Related to the discussed topic, some definitions in "Signal Processing", "Computing" and "Mathematics" can be specially concerned.

• in "Signal Processing", filter can be used to remove or select frequency components, such as most used lowpass, highpass, bandpass and notch filters, which has been introduced by a recommended online course: https://www.coursera.org/lecture/linear-circuits-ac-analysis/3-4-bandpass-and-notch-filters-PeahQ.
• in "Computing", Kalman filter is involved and defined as "an approximating algorithm in optimal control applications and problems".
• in "Mathematics", it is defined as "a special subset of a partially ordered set", which has characteristics of “try to find some information” with clustering and convergence.

(2) Kalman filter vs. observer (a general description)

The Kalman filter is classified into the approximating algorithm in the field of "Computing", which is also comparable with the observer due to the similar features with state (or paramerter) estimation processes.

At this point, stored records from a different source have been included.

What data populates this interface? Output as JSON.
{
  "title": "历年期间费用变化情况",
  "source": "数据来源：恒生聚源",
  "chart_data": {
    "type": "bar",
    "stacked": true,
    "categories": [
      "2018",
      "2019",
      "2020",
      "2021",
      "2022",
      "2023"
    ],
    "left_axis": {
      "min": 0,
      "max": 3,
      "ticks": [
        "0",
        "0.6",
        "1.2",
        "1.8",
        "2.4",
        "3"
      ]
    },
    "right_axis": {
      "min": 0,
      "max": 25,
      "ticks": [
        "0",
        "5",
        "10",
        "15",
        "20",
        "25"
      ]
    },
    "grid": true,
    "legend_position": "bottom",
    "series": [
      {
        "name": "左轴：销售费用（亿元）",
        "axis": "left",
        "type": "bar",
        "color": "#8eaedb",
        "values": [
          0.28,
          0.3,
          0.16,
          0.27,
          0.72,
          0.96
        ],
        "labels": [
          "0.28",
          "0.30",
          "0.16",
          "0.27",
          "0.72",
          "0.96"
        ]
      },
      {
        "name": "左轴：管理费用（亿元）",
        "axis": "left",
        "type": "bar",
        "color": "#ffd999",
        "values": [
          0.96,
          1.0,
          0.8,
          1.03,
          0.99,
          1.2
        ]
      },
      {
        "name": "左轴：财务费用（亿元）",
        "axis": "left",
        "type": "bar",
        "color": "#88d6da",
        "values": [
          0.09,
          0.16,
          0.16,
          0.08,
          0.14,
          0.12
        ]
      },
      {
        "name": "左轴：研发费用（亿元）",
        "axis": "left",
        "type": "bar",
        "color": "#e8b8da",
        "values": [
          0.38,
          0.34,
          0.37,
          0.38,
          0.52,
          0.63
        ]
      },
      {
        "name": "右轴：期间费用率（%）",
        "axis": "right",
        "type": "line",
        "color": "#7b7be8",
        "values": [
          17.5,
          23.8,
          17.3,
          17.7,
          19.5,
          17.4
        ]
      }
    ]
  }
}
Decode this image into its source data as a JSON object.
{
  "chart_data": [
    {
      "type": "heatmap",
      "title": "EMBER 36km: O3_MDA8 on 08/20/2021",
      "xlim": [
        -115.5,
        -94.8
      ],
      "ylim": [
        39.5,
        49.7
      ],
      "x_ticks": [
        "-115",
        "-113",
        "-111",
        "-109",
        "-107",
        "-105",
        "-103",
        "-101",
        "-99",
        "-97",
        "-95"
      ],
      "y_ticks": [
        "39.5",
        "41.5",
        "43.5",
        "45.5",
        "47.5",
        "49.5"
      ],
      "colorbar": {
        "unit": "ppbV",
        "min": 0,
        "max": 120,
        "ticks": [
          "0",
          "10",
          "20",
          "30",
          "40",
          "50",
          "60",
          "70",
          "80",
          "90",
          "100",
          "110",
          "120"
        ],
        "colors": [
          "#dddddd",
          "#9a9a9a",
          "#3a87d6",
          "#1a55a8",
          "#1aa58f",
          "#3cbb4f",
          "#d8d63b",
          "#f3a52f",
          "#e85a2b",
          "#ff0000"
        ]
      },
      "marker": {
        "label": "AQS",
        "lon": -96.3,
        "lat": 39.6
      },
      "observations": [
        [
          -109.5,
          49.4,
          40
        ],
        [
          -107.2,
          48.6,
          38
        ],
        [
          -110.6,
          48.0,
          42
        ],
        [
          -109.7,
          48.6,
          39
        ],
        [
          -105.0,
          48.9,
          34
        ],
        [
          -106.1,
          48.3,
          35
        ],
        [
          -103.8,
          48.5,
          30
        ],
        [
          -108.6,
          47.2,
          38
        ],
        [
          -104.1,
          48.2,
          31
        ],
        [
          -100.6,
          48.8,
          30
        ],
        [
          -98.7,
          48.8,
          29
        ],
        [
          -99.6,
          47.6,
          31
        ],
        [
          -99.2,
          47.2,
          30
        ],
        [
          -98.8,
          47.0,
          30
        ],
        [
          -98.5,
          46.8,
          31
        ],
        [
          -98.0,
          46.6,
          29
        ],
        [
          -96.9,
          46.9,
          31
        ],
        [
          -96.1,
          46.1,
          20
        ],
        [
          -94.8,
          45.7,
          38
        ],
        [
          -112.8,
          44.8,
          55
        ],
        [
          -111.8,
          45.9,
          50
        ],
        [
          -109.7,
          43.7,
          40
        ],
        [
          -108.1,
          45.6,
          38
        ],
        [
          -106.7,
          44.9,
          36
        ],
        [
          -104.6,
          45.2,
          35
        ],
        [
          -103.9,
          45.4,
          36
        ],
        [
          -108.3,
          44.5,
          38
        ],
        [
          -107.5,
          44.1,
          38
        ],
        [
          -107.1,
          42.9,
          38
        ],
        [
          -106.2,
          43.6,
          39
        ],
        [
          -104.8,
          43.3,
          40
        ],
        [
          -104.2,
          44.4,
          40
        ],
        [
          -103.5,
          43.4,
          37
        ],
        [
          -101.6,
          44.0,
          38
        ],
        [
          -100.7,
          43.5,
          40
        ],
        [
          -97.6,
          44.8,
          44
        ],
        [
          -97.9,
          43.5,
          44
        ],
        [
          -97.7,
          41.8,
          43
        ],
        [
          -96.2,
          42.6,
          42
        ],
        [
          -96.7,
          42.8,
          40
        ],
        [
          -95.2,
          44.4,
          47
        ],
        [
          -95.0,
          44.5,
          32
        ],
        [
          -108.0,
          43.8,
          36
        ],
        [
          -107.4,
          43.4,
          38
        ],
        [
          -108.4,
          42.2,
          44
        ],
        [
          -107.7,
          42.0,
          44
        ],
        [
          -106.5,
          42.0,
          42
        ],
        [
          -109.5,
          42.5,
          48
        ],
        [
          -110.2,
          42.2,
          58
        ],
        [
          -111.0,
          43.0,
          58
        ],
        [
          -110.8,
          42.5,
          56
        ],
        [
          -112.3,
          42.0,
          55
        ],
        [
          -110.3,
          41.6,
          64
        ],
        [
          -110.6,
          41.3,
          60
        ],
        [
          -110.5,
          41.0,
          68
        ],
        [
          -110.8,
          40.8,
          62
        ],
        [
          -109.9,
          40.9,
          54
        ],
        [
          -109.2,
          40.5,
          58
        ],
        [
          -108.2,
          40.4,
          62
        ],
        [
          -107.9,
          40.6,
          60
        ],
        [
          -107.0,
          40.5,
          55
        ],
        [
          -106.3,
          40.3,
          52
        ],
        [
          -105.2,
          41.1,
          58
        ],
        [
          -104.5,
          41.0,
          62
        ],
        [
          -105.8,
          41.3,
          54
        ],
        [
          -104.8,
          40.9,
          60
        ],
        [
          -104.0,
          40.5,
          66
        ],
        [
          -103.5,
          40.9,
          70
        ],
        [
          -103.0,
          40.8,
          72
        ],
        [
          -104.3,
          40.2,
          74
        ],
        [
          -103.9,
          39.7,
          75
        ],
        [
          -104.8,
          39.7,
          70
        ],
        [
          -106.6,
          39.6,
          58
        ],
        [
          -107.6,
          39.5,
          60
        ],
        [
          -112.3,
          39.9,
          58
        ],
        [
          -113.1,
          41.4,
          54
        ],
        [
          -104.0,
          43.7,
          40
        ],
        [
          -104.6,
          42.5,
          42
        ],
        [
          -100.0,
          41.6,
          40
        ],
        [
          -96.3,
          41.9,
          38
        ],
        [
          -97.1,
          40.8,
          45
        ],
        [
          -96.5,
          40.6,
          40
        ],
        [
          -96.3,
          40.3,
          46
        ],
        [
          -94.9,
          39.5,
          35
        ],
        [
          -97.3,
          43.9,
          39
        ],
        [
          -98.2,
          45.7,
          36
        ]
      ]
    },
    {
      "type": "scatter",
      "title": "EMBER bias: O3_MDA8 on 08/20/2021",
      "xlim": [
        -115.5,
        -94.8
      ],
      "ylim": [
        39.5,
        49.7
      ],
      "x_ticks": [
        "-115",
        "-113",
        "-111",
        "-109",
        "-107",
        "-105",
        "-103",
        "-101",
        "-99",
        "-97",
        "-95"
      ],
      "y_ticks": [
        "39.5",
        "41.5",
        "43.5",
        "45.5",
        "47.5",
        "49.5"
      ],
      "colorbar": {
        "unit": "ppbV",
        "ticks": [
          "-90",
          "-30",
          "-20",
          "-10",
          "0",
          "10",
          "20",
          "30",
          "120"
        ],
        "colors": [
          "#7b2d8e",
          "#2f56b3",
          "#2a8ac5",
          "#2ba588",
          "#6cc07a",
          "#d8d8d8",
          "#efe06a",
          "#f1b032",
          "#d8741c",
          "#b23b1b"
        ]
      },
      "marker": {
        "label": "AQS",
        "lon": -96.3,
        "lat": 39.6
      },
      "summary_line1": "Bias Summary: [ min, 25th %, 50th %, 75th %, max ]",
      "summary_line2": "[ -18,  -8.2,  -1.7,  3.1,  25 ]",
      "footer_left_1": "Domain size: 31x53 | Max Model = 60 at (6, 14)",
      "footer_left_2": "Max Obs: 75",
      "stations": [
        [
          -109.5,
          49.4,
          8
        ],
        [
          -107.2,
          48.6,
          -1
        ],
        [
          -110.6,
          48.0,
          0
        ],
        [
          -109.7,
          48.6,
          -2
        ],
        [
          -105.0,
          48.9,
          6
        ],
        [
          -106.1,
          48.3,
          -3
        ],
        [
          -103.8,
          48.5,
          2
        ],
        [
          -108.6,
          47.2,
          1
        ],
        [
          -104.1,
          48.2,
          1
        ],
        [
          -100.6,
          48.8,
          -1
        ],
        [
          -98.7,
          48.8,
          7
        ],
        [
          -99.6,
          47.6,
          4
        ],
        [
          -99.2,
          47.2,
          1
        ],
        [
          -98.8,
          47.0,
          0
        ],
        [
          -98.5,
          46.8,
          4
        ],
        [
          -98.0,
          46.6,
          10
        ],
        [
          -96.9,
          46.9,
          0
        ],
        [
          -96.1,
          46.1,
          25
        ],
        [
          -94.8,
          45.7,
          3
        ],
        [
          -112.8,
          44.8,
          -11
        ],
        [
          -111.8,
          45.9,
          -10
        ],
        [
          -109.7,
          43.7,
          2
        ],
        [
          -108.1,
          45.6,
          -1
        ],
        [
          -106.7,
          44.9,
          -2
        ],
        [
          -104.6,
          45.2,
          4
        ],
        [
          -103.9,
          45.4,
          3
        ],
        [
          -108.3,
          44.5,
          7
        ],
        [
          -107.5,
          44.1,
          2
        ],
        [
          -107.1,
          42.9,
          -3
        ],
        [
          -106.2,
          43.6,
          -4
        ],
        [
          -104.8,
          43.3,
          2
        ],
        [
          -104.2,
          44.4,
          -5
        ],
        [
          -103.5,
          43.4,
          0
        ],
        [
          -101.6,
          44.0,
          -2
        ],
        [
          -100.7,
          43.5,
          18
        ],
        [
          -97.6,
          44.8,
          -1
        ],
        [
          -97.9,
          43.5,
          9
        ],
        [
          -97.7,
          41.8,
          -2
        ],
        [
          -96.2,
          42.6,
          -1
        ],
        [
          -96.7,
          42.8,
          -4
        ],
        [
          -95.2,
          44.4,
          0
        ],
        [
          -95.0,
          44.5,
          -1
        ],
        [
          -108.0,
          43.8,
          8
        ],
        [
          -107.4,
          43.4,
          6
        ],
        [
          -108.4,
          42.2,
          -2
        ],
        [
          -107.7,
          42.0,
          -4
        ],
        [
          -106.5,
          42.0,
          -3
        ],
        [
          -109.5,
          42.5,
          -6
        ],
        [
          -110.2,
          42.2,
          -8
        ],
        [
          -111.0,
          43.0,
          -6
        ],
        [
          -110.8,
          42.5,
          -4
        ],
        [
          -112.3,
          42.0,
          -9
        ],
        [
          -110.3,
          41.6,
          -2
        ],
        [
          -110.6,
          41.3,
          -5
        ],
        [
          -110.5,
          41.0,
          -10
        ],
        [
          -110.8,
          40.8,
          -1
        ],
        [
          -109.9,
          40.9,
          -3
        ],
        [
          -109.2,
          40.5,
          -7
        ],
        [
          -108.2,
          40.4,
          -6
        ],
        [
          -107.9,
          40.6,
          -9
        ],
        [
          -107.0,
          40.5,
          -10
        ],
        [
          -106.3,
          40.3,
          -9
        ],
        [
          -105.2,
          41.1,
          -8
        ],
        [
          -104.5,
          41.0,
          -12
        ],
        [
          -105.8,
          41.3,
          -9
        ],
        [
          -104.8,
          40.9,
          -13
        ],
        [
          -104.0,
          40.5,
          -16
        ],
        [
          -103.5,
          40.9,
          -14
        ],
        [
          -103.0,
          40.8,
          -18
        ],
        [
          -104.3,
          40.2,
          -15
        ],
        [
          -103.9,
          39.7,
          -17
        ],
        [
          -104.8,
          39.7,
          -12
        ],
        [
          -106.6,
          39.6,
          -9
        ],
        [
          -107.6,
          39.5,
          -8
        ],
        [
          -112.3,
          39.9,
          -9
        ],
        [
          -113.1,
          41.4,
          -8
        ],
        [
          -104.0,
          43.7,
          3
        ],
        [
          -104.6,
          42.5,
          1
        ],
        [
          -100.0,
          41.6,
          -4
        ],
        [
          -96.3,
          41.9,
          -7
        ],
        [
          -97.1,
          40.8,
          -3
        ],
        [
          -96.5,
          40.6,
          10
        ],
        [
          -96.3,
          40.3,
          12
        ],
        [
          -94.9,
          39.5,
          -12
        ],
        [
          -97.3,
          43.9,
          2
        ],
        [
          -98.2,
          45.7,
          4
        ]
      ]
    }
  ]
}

• Kalman filter is used in stochastic processes especially considering noises in the process and in measurements, with iterative time-varying estimation gains. This method is based on the mechanism of convex optimization techniques with a convergence objective. A recommended link is here: https://www.kalmanfilter.net/default.aspx
• Observer, especially for a most classical Lunberger observer is relatively used more in a deterministic process, even with extended observers for multi-state estimation or with concerns in a nonlinear or in an adaptive process. Globally, the concept "observer" usually utilizes a pre-designed estimation gain considering global asymptotic stability of the dynamics of the estimation error.

(3) "filter" vs. observer (try to find something interesting)

• As mentioned in the related 3 classifications in Wikipedia, the filter is able to extract useful information or remove unwanted ones, which is important for a control process, including robustness (e.g. resilience and fault-tolerance) as well as the fault diagnosis process.
• In detail, the filter is able to extract the disturbances from model uncertainties, external measurement noises or fault occurrences. This can used for the detection, localization and identification issues as well as the active fault tolerant control issues. A great number of researchers are concentrating on these issues in fact.
• This aspect is what I have studied currently. Compared to the observer used for these issues, filter seems like a combined technique through the functions of signal reprocessing and advantages from state estimation by either the classical observers or the Kalman filter (or its high stage versions). The main merits of the mentioned filter lie in probably the less dependence of system model or model parameters, which is convenient to extend to other control systems.

To sum up, this is an issue with multidisciplinary crossovers. The observer can be regarded as a special filter since both of them has similar structures expressed by transfer functions. And the observer can be also found the bandwidth of the estimation process, which is similar to the filter for signal reprocessing

Whatever which concept is considered, a better behavior in practice and solid-scalable theoreticality should be highlighted with respect to each specific issue.

The above illustrations are only my ideas and welcome the discussions from all the researchers with an academic purpose who is interested in this topic.

Yes, they are all same.

The term "filter" is more appropriate for stochastic systems. In stochastic state estimation, "filtering" refers to the estimation of a signal at instant k from measurements taken up to instant k. The same literature adopts the term "prediction" and "smoothing" for referring to the estimation of a signal at instant k from measurements taken up to instant j > k and up to instant j < k, respectively. Therefore, a stochastic state estimator can be a filter, a predictor, or a smoother.

Therefore, a filter is an estimator. To be more accurate, it is a state estimator. Similarly, a filter is an observer.